Does Medical Antireflux Therapy Improve Asthma in Asthmatics With Gastroesophageal Reflux: Conclusions

In: Asthma

14 Jun 2014

The study groups were relatively small in most of the reports. Only four studies had more than 20 subjects who completed the protocol (Table 1). This raises concerns that a beta error may have masked a beneficial effect of medical antireflux therapy. The average change in FEV1 in these studies was less than 5%, with an SD of approxi mately 30%. The required sample size, with an alpha of 0.05 and power of 0.80, would have required treating hundreds of patients. In the largest study, by Ekstrom and coworkers, only 48 patients were treated.
The presence of GER was not confirmed with objective testing in some studies. Relying on symptoms alone may lead to the inclusion of patients without abnormal GER, who would not be expected to respond to antireflux therapy. In Ekstrom et aFs study, only two thirds of the patients with GER symptoms had abnormal GER by ambulatory pH monitoring criteria. Inclusion of patients without GER may have masked or diluted the apparently beneficial response to therapy.

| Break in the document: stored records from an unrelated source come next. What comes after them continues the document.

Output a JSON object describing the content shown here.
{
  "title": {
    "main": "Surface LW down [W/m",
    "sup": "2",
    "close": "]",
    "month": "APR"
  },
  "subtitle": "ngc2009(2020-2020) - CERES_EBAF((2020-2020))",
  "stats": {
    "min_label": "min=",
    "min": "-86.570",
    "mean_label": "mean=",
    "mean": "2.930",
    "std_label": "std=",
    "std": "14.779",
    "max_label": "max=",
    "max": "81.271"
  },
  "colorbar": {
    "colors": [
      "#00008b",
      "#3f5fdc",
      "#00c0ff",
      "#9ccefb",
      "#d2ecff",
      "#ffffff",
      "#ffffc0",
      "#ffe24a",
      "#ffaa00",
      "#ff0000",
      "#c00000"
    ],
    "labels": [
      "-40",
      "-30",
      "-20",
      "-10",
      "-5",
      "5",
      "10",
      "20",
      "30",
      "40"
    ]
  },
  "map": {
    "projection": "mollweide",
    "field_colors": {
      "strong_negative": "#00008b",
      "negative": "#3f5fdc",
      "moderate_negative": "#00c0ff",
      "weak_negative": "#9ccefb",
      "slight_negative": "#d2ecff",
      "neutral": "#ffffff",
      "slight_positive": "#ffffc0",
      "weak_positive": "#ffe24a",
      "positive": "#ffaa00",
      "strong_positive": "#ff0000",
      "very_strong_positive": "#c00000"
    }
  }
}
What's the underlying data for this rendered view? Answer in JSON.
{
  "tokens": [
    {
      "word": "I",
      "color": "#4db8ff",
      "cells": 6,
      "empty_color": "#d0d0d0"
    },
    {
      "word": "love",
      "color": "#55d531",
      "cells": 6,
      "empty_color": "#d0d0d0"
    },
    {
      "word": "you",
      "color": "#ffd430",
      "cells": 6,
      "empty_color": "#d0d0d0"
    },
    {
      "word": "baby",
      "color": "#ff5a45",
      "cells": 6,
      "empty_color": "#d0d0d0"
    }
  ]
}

Some of the apparent lack of effect may be due to inadequate antireflux therapy. Canadian neighborhood pharmacy More info In some studies, neither subjective nor objective improvements in GER were documented. Reflux symptoms did not improve in two short-duration studies. The lack of improvement in asthma symptoms may have been due to inadequate antireflux therapy. The study by Harding and coworkers was the only one that confirmed that the patients were on an antireflux regimen that was sufficient to suppress GER.

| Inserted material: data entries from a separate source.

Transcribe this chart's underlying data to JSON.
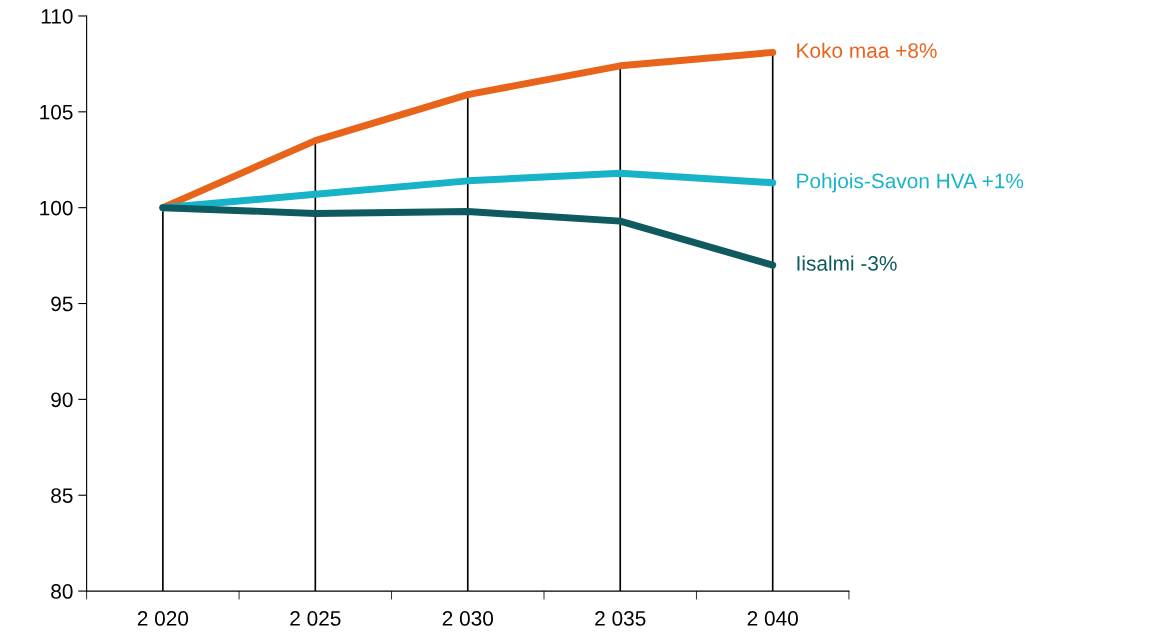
{
  "chart_data": {
    "type": "line",
    "categories": [
      "2 020",
      "2 025",
      "2 030",
      "2 035",
      "2 040"
    ],
    "series": [
      {
        "name": "Koko maa +8%",
        "color": "#e8641b",
        "values": [
          100,
          103.5,
          105.9,
          107.4,
          108.1
        ]
      },
      {
        "name": "Pohjois-Savon HVA +1%",
        "color": "#17b3c8",
        "values": [
          100,
          100.7,
          101.4,
          101.8,
          101.3
        ]
      },
      {
        "name": "Iisalmi -3%",
        "color": "#0f5a5f",
        "values": [
          100,
          99.7,
          99.8,
          99.3,
          97.0
        ]
      }
    ],
    "ylim": [
      80,
      110
    ],
    "yticks": [
      80,
      85,
      90,
      95,
      100,
      105,
      110
    ],
    "ref_lines": [
      {
        "axis": "x",
        "value": "2 020",
        "color": "#000000"
      },
      {
        "axis": "x",
        "value": "2 025",
        "color": "#000000"
      },
      {
        "axis": "x",
        "value": "2 030",
        "color": "#000000"
      },
      {
        "axis": "x",
        "value": "2 035",
        "color": "#000000"
      },
      {
        "axis": "x",
        "value": "2 040",
        "color": "#000000"
      }
    ],
    "grid": false,
    "legend": false,
    "marker": "none",
    "line_style": "solid"
  }
}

Despite the considerable literature dedicated to asthma and GER throughout the past 35 years, the nature of the relationship remains controversial. Clearly, there is a strong association between the two conditions. Regular symptomatic GER is four to five times more common in patients with asthma than in other patient groups. Abnormal GER, hiatal hernia, and esophagitis are also prevalent in asthma patients. Moreover, many asthmatics experience RARS and use their β-agonist inhalers during symptomatic GER.

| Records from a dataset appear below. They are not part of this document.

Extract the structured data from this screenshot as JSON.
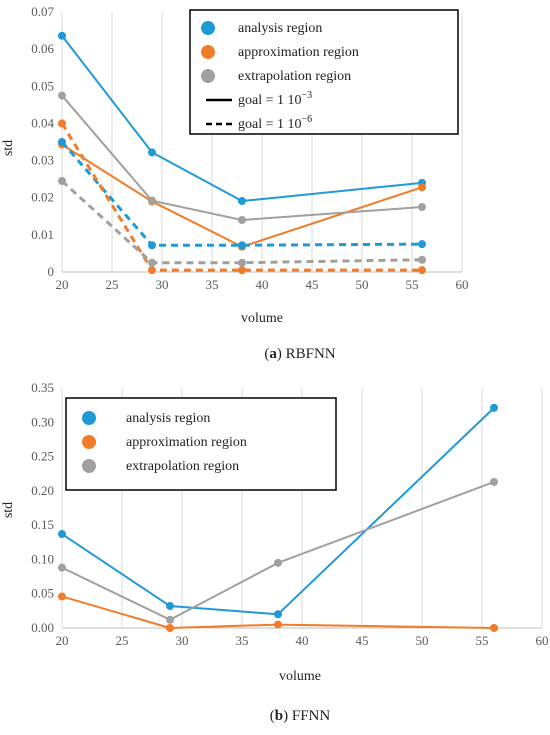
{
  "chart_data": [
    {
      "type": "line",
      "panel_label": "a",
      "caption": "RBFNN",
      "xlabel": "volume",
      "ylabel": "std",
      "xlim": [
        20,
        60
      ],
      "ylim": [
        0,
        0.07
      ],
      "xticks": [
        "20",
        "25",
        "30",
        "35",
        "40",
        "45",
        "50",
        "55",
        "60"
      ],
      "yticks": [
        "0",
        "0.01",
        "0.02",
        "0.03",
        "0.04",
        "0.05",
        "0.06",
        "0.07"
      ],
      "grid": "vertical",
      "legend_position": "top-right",
      "x": [
        20,
        29,
        38,
        56
      ],
      "series": [
        {
          "name": "analysis region",
          "goal": "1e-3",
          "color": "#1f9ad6",
          "dashed": false,
          "values": [
            0.0636,
            0.0322,
            0.0191,
            0.024
          ]
        },
        {
          "name": "approximation region",
          "goal": "1e-3",
          "color": "#f07c2a",
          "dashed": false,
          "values": [
            0.0343,
            0.019,
            0.0068,
            0.0228
          ]
        },
        {
          "name": "extrapolation region",
          "goal": "1e-3",
          "color": "#a0a0a0",
          "dashed": false,
          "values": [
            0.0475,
            0.0192,
            0.014,
            0.0175
          ]
        },
        {
          "name": "analysis region",
          "goal": "1e-6",
          "color": "#1f9ad6",
          "dashed": true,
          "values": [
            0.035,
            0.0072,
            0.0072,
            0.0075
          ]
        },
        {
          "name": "approximation region",
          "goal": "1e-6",
          "color": "#f07c2a",
          "dashed": true,
          "values": [
            0.04,
            0.0005,
            0.0005,
            0.0005
          ]
        },
        {
          "name": "extrapolation region",
          "goal": "1e-6",
          "color": "#a0a0a0",
          "dashed": true,
          "values": [
            0.0245,
            0.0025,
            0.0025,
            0.0033
          ]
        }
      ],
      "legend": [
        {
          "label": "analysis region",
          "kind": "marker",
          "color": "#1f9ad6"
        },
        {
          "label": "approximation region",
          "kind": "marker",
          "color": "#f07c2a"
        },
        {
          "label": "extrapolation region",
          "kind": "marker",
          "color": "#a0a0a0"
        },
        {
          "label": "goal = 1 10",
          "sup": "−3",
          "kind": "solid"
        },
        {
          "label": "goal = 1 10",
          "sup": "−6",
          "kind": "dashed"
        }
      ]
    },
    {
      "type": "line",
      "panel_label": "b",
      "caption": "FFNN",
      "xlabel": "volume",
      "ylabel": "std",
      "xlim": [
        20,
        60
      ],
      "ylim": [
        0,
        0.35
      ],
      "xticks": [
        "20",
        "25",
        "30",
        "35",
        "40",
        "45",
        "50",
        "55",
        "60"
      ],
      "yticks": [
        "0.00",
        "0.05",
        "0.10",
        "0.15",
        "0.20",
        "0.25",
        "0.30",
        "0.35"
      ],
      "grid": "vertical",
      "legend_position": "top-left",
      "x": [
        20,
        29,
        38,
        56
      ],
      "series": [
        {
          "name": "analysis region",
          "color": "#1f9ad6",
          "dashed": false,
          "values": [
            0.137,
            0.032,
            0.02,
            0.321
          ]
        },
        {
          "name": "approximation region",
          "color": "#f07c2a",
          "dashed": false,
          "values": [
            0.046,
            0.0,
            0.005,
            0.0
          ]
        },
        {
          "name": "extrapolation region",
          "color": "#a0a0a0",
          "dashed": false,
          "values": [
            0.088,
            0.012,
            0.095,
            0.213
          ]
        }
      ],
      "legend": [
        {
          "label": "analysis region",
          "kind": "marker",
          "color": "#1f9ad6"
        },
        {
          "label": "approximation region",
          "kind": "marker",
          "color": "#f07c2a"
        },
        {
          "label": "extrapolation region",
          "kind": "marker",
          "color": "#a0a0a0"
        }
      ]
    }
  ]
}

At first glance, the results of the medical antireflux therapy studies appear to be conflicting. Review of the data from the placebo-controlled trials indicates that treatment improves asthma symptoms and likely decreases the need for asthma medication. Paradoxically, however, lung function does not improve in the majority of patients. The challenge for future investigators will be to explain the paradox of the strong association between GER and asthma and between improvement in asthma symptoms with antireflux therapy and the absence of demonstrable changes in lung function. Which asthmatics will benefit from antireflux therapy remains to be determined.